さきほど作成した src/utils/gtm.ts
に以下の関数を追加します。
// ランダムでLGTM画像を表示させる機能が利用された際に実行する
type SendFetchRandomImagesLabel = 'fetch_random_images_button';
export const sendFetchRandomImages = (
label: SendFetchRandomImagesLabel,
): void => {
window.dataLayer.push({
event: 'fetch_random_images',
fetch_random_images_trigger: label,
});
};
「他の猫ちゃんを表示」ボタンのクリック時に sendFetchRandomImages
を呼び出すようにします。
const handleRandom = async () => {
try {
const imageList = await fetchRandomImageList();
setAppState({ imageList: imageList.images, isFailedFetchImages: false });
sendFetchRandomImages('fetch_random_images_button');
} catch (e) {
setAppState({ imageList: [], isFailedFetchImages: true });
}
};
GA4の管理画面でイベントが送信されているかテスト
「他の猫ちゃんを表示」ボタンをクリックしてリアルタイムでイベントが送信されているか確認します。
今回は例として単純なカスタムイベントを定義しました。
本来この程度であればわざわざカスタムイベントを設定しなくても、イベントの計測を行なうことが可能です。

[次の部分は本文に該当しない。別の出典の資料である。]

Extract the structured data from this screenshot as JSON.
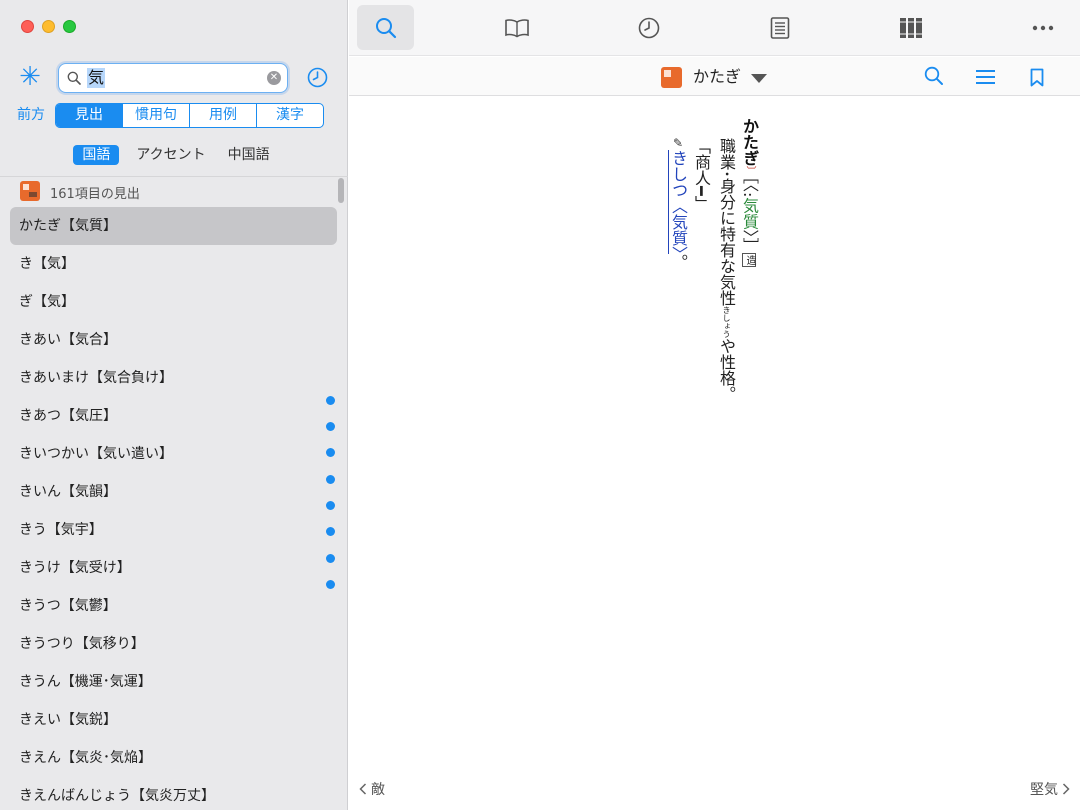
{
  "search": {
    "query": "気"
  },
  "search_modes": {
    "match_label": "前方",
    "tabs": [
      {
        "label": "見出",
        "active": true
      },
      {
        "label": "慣用句",
        "active": false
      },
      {
        "label": "用例",
        "active": false
      },
      {
        "label": "漢字",
        "active": false
      }
    ]
  },
  "dict_tabs": [
    {
      "label": "国語",
      "active": true
    },
    {
      "label": "アクセント",
      "active": false
    },
    {
      "label": "中国語",
      "active": false
    }
  ],
  "results": {
    "count_label": "161項目の見出",
    "items": [
      "かたぎ【気質】",
      "き【気】",
      "ぎ【気】",
      "きあい【気合】",
      "きあいまけ【気合負け】",
      "きあつ【気圧】",
      "きいつかい【気い遣い】",
      "きいん【気韻】",
      "きう【気宇】",
      "きうけ【気受け】",
      "きうつ【気鬱】",
      "きうつり【気移り】",
      "きうん【機運･気運】",
      "きえい【気鋭】",
      "きえん【気炎･気焔】",
      "きえんばんじょう【気炎万丈】"
    ],
    "selected_index": 0
  },
  "header": {
    "title": "かたぎ"
  },
  "entry": {
    "word": "かたぎ",
    "accent_mark": "〕",
    "kanji_open": "［",
    "kanji_paren": "〈:",
    "kanji": "気質",
    "kanji_close": "〉］",
    "tag": "造",
    "definition_a": "職業･身分に特有な気性",
    "ruby": "きしょう",
    "definition_b": "や性格。",
    "example": "「商人━」",
    "ref_mark": "✎",
    "reference": "きしつ〈気質〉",
    "ref_end": "。"
  },
  "footer": {
    "prev": "敵",
    "next": "堅気"
  },
  "colors": {
    "accent": "#1a8cf0",
    "dict_icon": "#e86a2c",
    "sidebar_bg": "#e9e9eb"
  }
}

ソースコードを変更しなくてもさまざまな計測ができるのがGTMを利用するメリットなので、 カスタムイベントを使うかどうかは慎重に考える必要があります。
おわりに
以上がNext.jsでGTM、GA4を使う方法になります。
この記事を書くために以下の記事を参考にさせていただきました。
- Next.js に Google Tag Manager + Google Analytics 4 を導入するための整理
- Next.js&GoogleAnalytics設定
- React Native for Web + TypeScriptでGoogleTagManagerを使ってみた
以上になります。最後まで読んでいただきありがとうございました。
Discussion
@next/third-parties/google
についての補足 2023-12-20@next/third-parties/google
ですが現在TypeScriptで利用するとVercelでのBuildに失敗する問題があります。詳しくは以下のissueを参照してください。
どうも型定義のエクスポート方法に問題があるようです。
https://github.com/vercel/next.js/issues/58472#issuecomment-1812294404 に書かれている方法で回避可能ですが自分の環境だとJestでのテストが動作しなくなってしまったので、一旦
@next/third-parties/google
の採用を見送っています。詳しくは以下のPRを参照して頂ければと思います。